J'ignorais que l'insoumission était, en toutes circonstances, une vertu. C'est étonnant qu'un citoyen, un temps symbole d'ordre et d'autorité, et se réclamant réac' le dise. Mais si Philippe Bilger est sûr de son fait…

Les Insoumis ‬n'en sont pas à un paradoxe près. Ils sont soumis au système. Ils ne le disent pas et ne l'admettront jamais. S'ils étaient en cohérence avec eux-mêmes, ils auraient déjà démissionné de leur poste de député depuis longtemps. Ne le faisant pas, ils deviennent profiteurs du système (qu'au passage, hypocritement, ils dénoncent…) et se plongent dans son moule en se bouchant le nez.

Il y a un siècle et quart, les Insoumis s'appelaient les anarchistes. Ils étaient alors en harmonie avec leurs convictions. Ils faisaient, à coups d'attentats (le terrorisme de l'époque…), la guerre à l'ordre, aux institutions, à la loi, etc. Fous et intrépides, ils dédaignaient leur existence pour des idées. Cela n'aurait certainement pas plu à Brassens qui chantait : "Mourir pour des idées. L'idée est excellente. Moi j'ai failli mourir de ne l'avoir pas eue."

Les Insoumis‪ ‬ne mourront pas de l'avoir eue… cette idée. Ils finiront bourgeois notables. Le corps social qu'ils abhorraient tant auparavant sera leur lot et leur sépulcre.

D'autres sont morts pour des idées qu'ils n'ont pas eues, ni soutenues. Il en a été ainsi de Sacco et Vanzetti qu'une divine chanson de Joan Baez a immortalisés. L'injustice dont ils furent victimes a créé le mythe. L'hystérie anti-rouges US a fait d'innocents de pérennes martyrs. C'était il y a quatre-vingt-dix ans.

Le Che dont on célèbre en ce moment l'anniversaire des cinquante ans de son exécution en Bolivie avait, lui, les mains bien sales, et le comportement fortement chevillé aux idées. Trop chevillé : le médecin défroqué était devenu un impitoyable exécuteur de sang-froid. Il a échoué partout où il a tenté d'implanter et d'imposer sa révolution.

Pareille mésaventure n'arrivera jamais aux "Insoumis" français mode actuelle : ce ne sont que des chiffons de papier, de pâles esclaves d'un confort matériel. Leur idées, il y a longtemps qu'ils les ont mises au rancart☹️, avant même de franchir les portes de l'Assemblée nationale.

sbriglia @ Marc GHINSBERG

"Rendons à Camus ce qui appartient à Camus. Voilà ce qu’il disait lors de son discours de réception du prix Nobel de littérature à Stockholm en décembre 1957 :
« Chaque génération, sans doute, se croit vouée à refaire le monde. La mienne sait pourtant qu’elle ne le refera pas. Mais sa tâche est peut-être plus grande.
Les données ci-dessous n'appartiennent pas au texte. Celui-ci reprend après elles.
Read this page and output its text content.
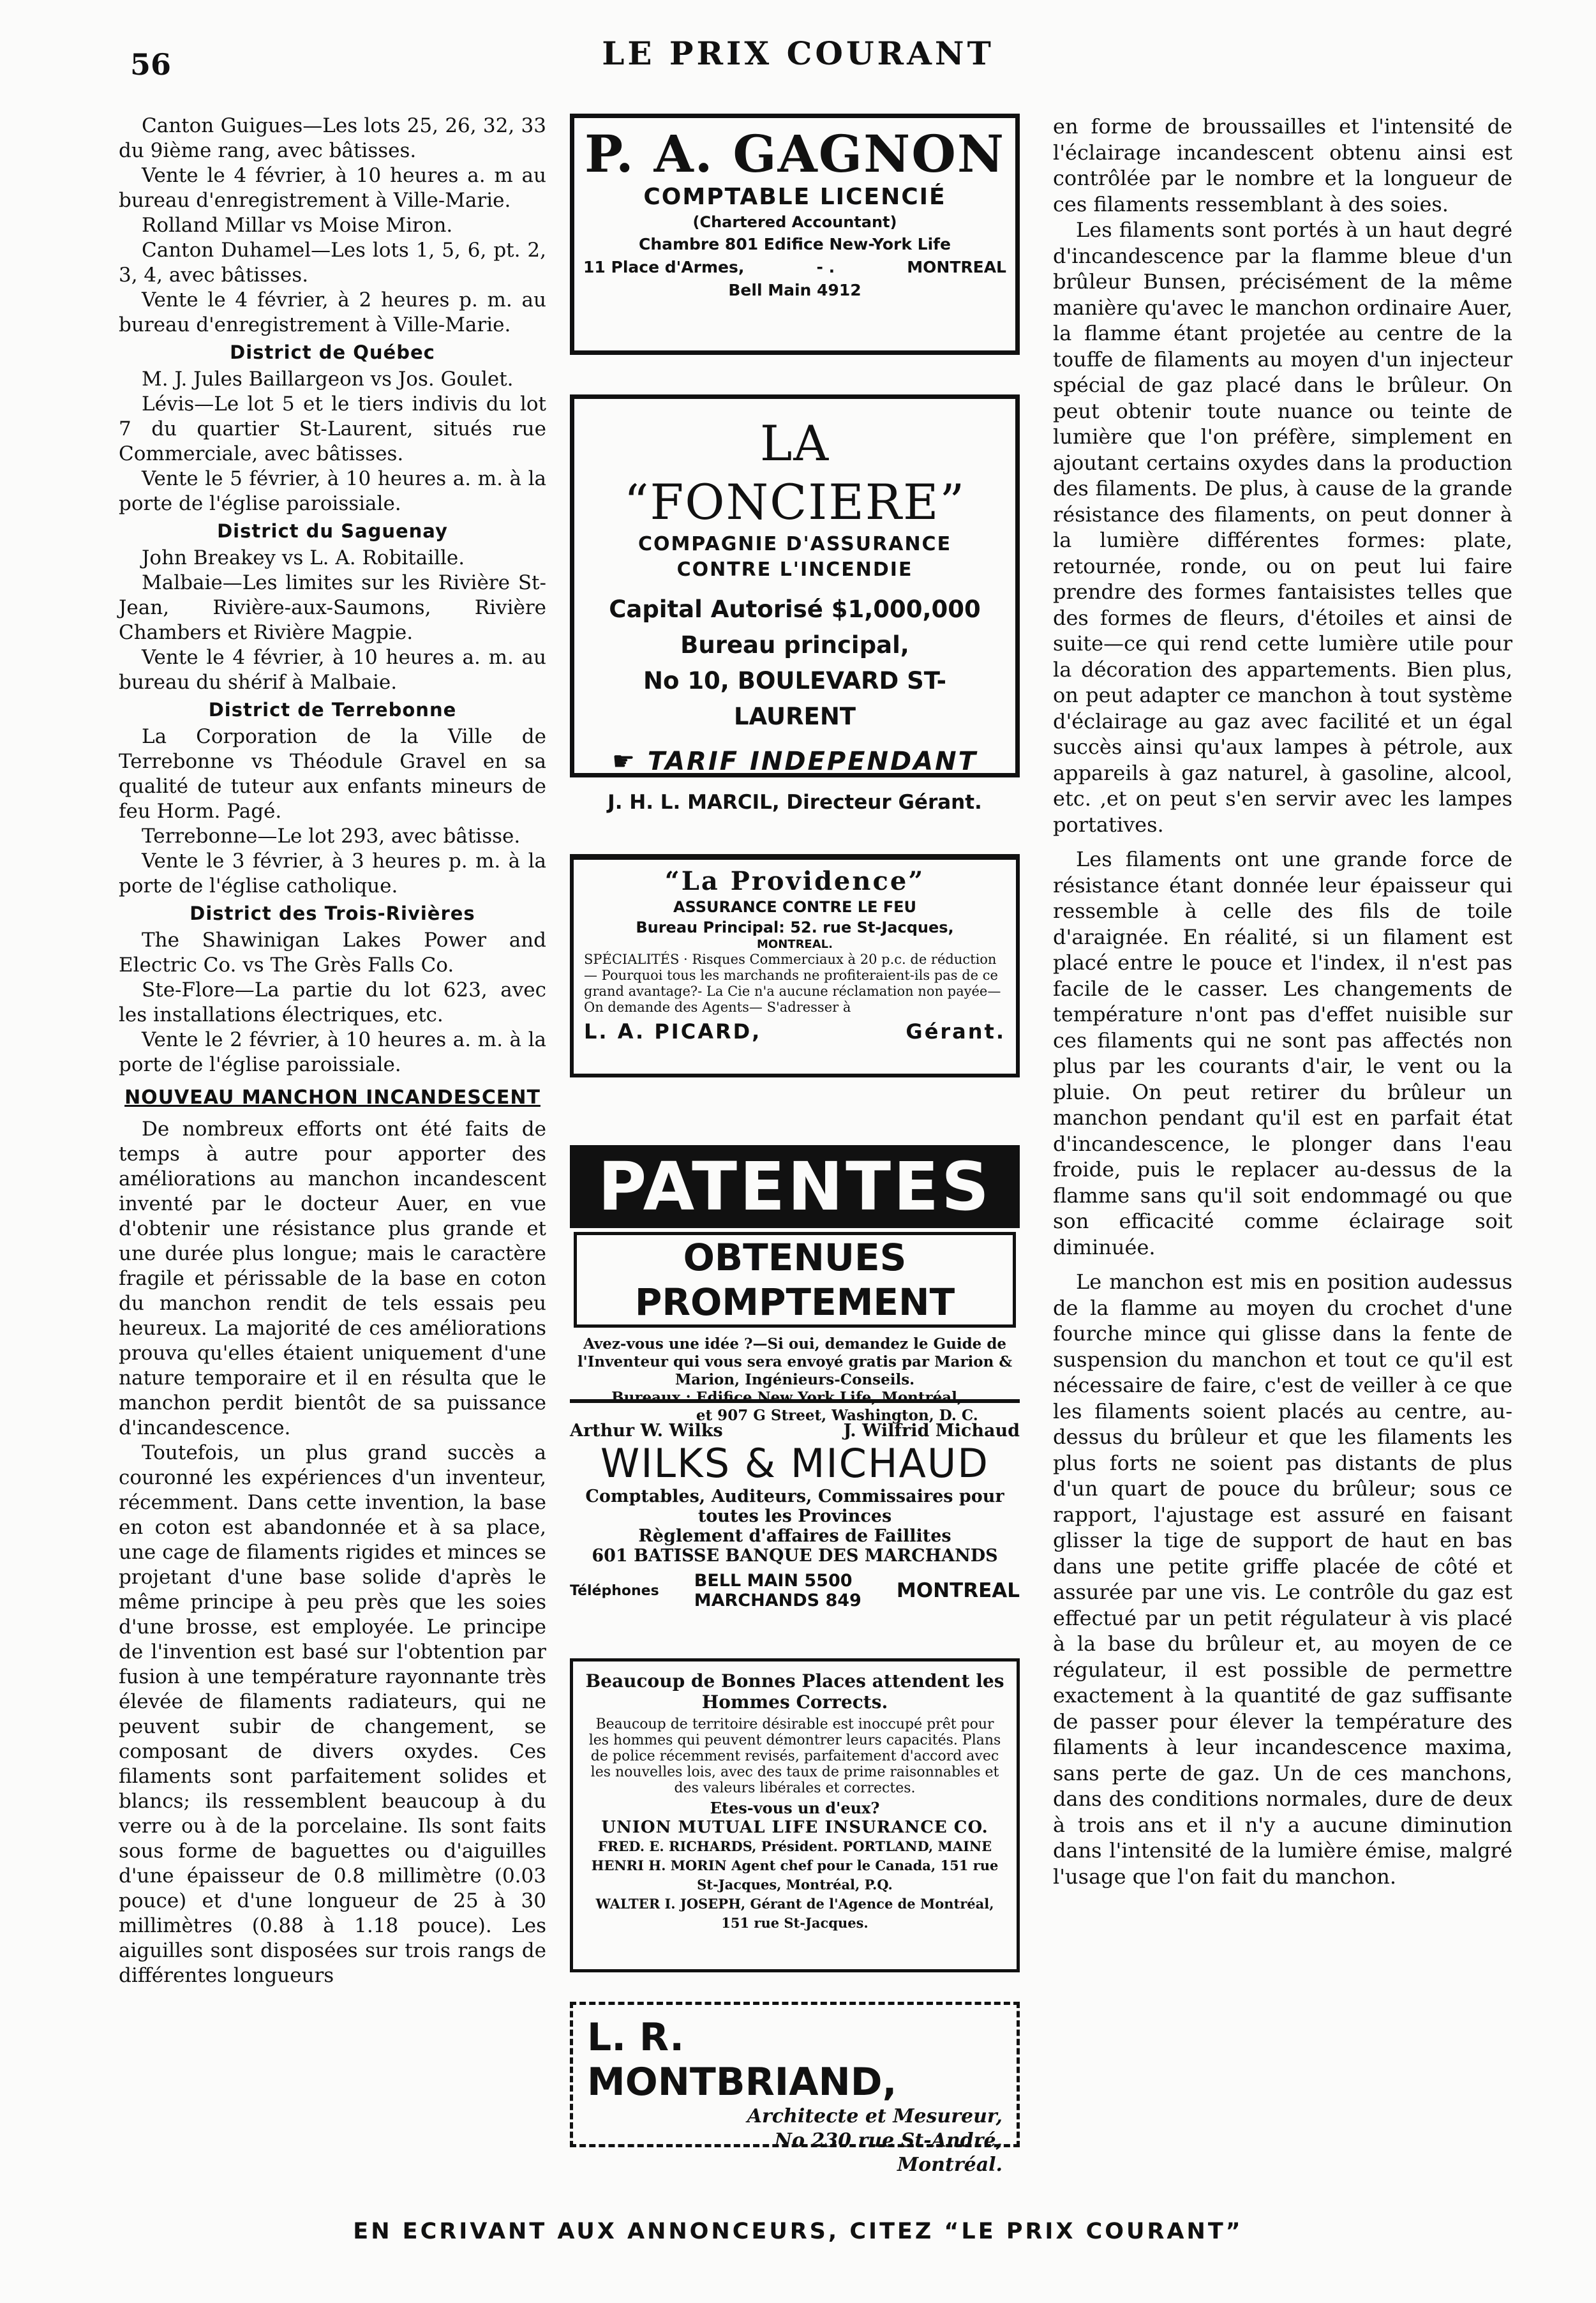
56	LE PRIX COURANT

Canton Guigues—Les lots 25, 26, 32, 33 du 9ième rang, avec bâtisses.

Vente le 4 février, à 10 heures a. m au bureau d'enregistrement à Ville-Marie.

Rolland Millar vs Moise Miron.

Canton Duhamel—Les lots 1, 5, 6, pt. 2, 3, 4, avec bâtisses.

Vente le 4 février, à 2 heures p. m. au bureau d'enregistrement à Ville-Marie.

District de Québec

M. J. Jules Baillargeon vs Jos. Goulet.

Lévis—Le lot 5 et le tiers indivis du lot 7 du quartier St-Laurent, situés rue Commerciale, avec bâtisses.

Vente le 5 février, à 10 heures a. m. à la porte de l'église paroissiale.

District du Saguenay

John Breakey vs L. A. Robitaille.

Malbaie—Les limites sur les Rivière St-Jean, Rivière-aux-Saumons, Rivière Chambers et Rivière Magpie.

Vente le 4 février, à 10 heures a. m. au bureau du shérif à Malbaie.

District de Terrebonne

La Corporation de la Ville de Terrebonne vs Théodule Gravel en sa qualité de tuteur aux enfants mineurs de feu Horm. Pagé.

Terrebonne—Le lot 293, avec bâtisse.

Vente le 3 février, à 3 heures p. m. à la porte de l'église catholique.

District des Trois-Rivières

The Shawinigan Lakes Power and Electric Co. vs The Grès Falls Co.

Ste-Flore—La partie du lot 623, avec les installations électriques, etc.

Vente le 2 février, à 10 heures a. m. à la porte de l'église paroissiale.

NOUVEAU MANCHON INCANDESCENT

De nombreux efforts ont été faits de temps à autre pour apporter des améliorations au manchon incandescent inventé par le docteur Auer, en vue d'obtenir une résistance plus grande et une durée plus longue; mais le caractère fragile et périssable de la base en coton du manchon rendit de tels essais peu heureux. La majorité de ces améliorations prouva qu'elles étaient uniquement d'une nature temporaire et il en résulta que le manchon perdit bientôt de sa puissance d'incandescence.

Toutefois, un plus grand succès a couronné les expériences d'un inventeur, récemment. Dans cette invention, la base en coton est abandonnée et à sa place, une cage de filaments rigides et minces se projetant d'une base solide d'après le même principe à peu près que les soies d'une brosse, est employée. Le principe de l'invention est basé sur l'obtention par fusion à une température rayonnante très élevée de filaments radiateurs, qui ne peuvent subir de changement, se composant de divers oxydes. Ces filaments sont parfaitement solides et blancs; ils ressemblent beaucoup à du verre ou à de la porcelaine. Ils sont faits sous forme de baguettes ou d'aiguilles d'une épaisseur de 0.8 millimètre (0.03 pouce) et d'une longueur de 25 à 30 millimètres (0.88 à 1.18 pouce). Les aiguilles sont disposées sur trois rangs de différentes longueurs

P. A. GAGNON
COMPTABLE LICENCIÉ
(Chartered Accountant)
Chambre 801 Edifice New-York Life
11 Place d'Armes,	- .	MONTREAL
Bell Main 4912
LA “FONCIERE”
COMPAGNIE D'ASSURANCE
CONTRE L'INCENDIE
Capital Autorisé $1,000,000
Bureau principal,
No 10, BOULEVARD ST-LAURENT
☛ TARIF INDEPENDANT
J. H. L. MARCIL, Directeur Gérant.
“La Providence”
ASSURANCE CONTRE LE FEU
Bureau Principal: 52. rue St-Jacques,
MONTREAL.
SPÉCIALITÉS · Risques Commerciaux à 20 p.c. de réduction— Pourquoi tous les marchands ne profiteraient-ils pas de ce grand avantage?- La Cie n'a aucune réclamation non payée— On demande des Agents— S'adresser à
L. A. PICARD,	Gérant.
PATENTES
OBTENUES PROMPTEMENT
Avez-vous une idée ?—Si oui, demandez le Guide de l'Inventeur qui vous sera envoyé gratis par Marion & Marion, Ingénieurs-Conseils.
Bureaux : Edifice New York Life, Montréal,
et 907 G Street, Washington, D. C.
Arthur W. Wilks	J. Wilfrid Michaud
WILKS & MICHAUD
Comptables, Auditeurs, Commissaires pour toutes les Provinces
Règlement d'affaires de Faillites
601 BATISSE BANQUE DES MARCHANDS
Téléphones BELL MAIN 5500
MARCHANDS 849 MONTREAL
Beaucoup de Bonnes Places attendent les Hommes Corrects.
Beaucoup de territoire désirable est inoccupé prêt pour les hommes qui peuvent démontrer leurs capacités. Plans de police récemment revisés, parfaitement d'accord avec les nouvelles lois, avec des taux de prime raisonnables et des valeurs libérales et correctes.
Etes-vous un d'eux?
UNION MUTUAL LIFE INSURANCE CO.
FRED. E. RICHARDS, Président. PORTLAND, MAINE
HENRI H. MORIN Agent chef pour le Canada, 151 rue St-Jacques, Montréal, P.Q.
WALTER I. JOSEPH, Gérant de l'Agence de Montréal, 151 rue St-Jacques.
L. R. MONTBRIAND,
Architecte et Mesureur,
No 230 rue St-André,
Montréal.

en forme de broussailles et l'intensité de l'éclairage incandescent obtenu ainsi est contrôlée par le nombre et la longueur de ces filaments ressemblant à des soies.

Les filaments sont portés à un haut degré d'incandescence par la flamme bleue d'un brûleur Bunsen, précisément de la même manière qu'avec le manchon ordinaire Auer, la flamme étant projetée au centre de la touffe de filaments au moyen d'un injecteur spécial de gaz placé dans le brûleur. On peut obtenir toute nuance ou teinte de lumière que l'on préfère, simplement en ajoutant certains oxydes dans la production des filaments. De plus, à cause de la grande résistance des filaments, on peut donner à la lumière différentes formes: plate, retournée, ronde, ou on peut lui faire prendre des formes fantaisistes telles que des formes de fleurs, d'étoiles et ainsi de suite—ce qui rend cette lumière utile pour la décoration des appartements. Bien plus, on peut adapter ce manchon à tout système d'éclairage au gaz avec facilité et un égal succès ainsi qu'aux lampes à pétrole, aux appareils à gaz naturel, à gasoline, alcool, etc. ,et on peut s'en servir avec les lampes portatives.

Les filaments ont une grande force de résistance étant donnée leur épaisseur qui ressemble à celle des fils de toile d'araignée. En réalité, si un filament est placé entre le pouce et l'index, il n'est pas facile de le casser. Les changements de température n'ont pas d'effet nuisible sur ces filaments qui ne sont pas affectés non plus par les courants d'air, le vent ou la pluie. On peut retirer du brûleur un manchon pendant qu'il est en parfait état d'incandescence, le plonger dans l'eau froide, puis le replacer au-dessus de la flamme sans qu'il soit endommagé ou que son efficacité comme éclairage soit diminuée.

Le manchon est mis en position audessus de la flamme au moyen du crochet d'une fourche mince qui glisse dans la fente de suspension du manchon et tout ce qu'il est nécessaire de faire, c'est de veiller à ce que les filaments soient placés au centre, au-dessus du brûleur et que les filaments les plus forts ne soient pas distants de plus d'un quart de pouce du brûleur; sous ce rapport, l'ajustage est assuré en faisant glisser la tige de support de haut en bas dans une petite griffe placée de côté et assurée par une vis. Le contrôle du gaz est effectué par un petit régulateur à vis placé à la base du brûleur et, au moyen de ce régulateur, il est possible de permettre exactement à la quantité de gaz suffisante de passer pour élever la température des filaments à leur incandescence maxima, sans perte de gaz. Un de ces manchons, dans des conditions normales, dure de deux à trois ans et il n'y a aucune diminution dans l'intensité de la lumière émise, malgré l'usage que l'on fait du manchon.

EN ECRIVANT AUX ANNONCEURS, CITEZ “LE PRIX COURANT”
Elle consiste à empêcher que le monde se défasse. » (Marc Ghinsberg)"

Bon tacle, Marc !
Cette fois-ci, ni coup franc ni penalty !

PS : au fait, Philippe, "Sens commun" c'est pas beau comme sigle ?
Tapez "Sens commun" sur Wiki et vous serez étonné des références !

fugace

Rebelle ?

« Parce que tout de même ce n'est pas rien que de se décréter insoumis, audacieux, libre, constructif, républicain, mobile, ou même populaire. De prêter ainsi ces vertus fondamentales à des structures qui à l'évidence vont être plus accablées que stimulées par ces prestigieuses qualifications ».

Qui ne possède pas sa part de rébellion et voudrait, d’une manière ou d’une autre aimanter toutes celles qui se ressemblent, pour imposer ses idées par le nombre faute de mieux.
L’Histoire nous rappelle ainsi que de grands insoumis(es) donc rebelles se sont opposés, quelquefois au péril de leur vie, à l’ordre établi ou aux normes de leur temps.
Ces rebelles du passé, qui firent de leur vie un combat, voulaient sans aucun doute mieux montrer d’autres voies pour ceux et celles du futur.
Combien ont réussi ?

Lui parmi d’autres :
http://www.lemonde.fr/livres/article/2013/07/24/la-question-histoire-d-un-manuscrit_3452592_3260.html

jack

Pour l'heure, le slogan "En marche", qui implique une dynamique, ne manque ni d'air ni de réalité.
Que l'on soit d'accord ou non sur les solutions proposées, il n'est pas contestable que Monsieur Macron et son gouvernement se saisissent des problèmes et sont "en marche" vers leur résolution.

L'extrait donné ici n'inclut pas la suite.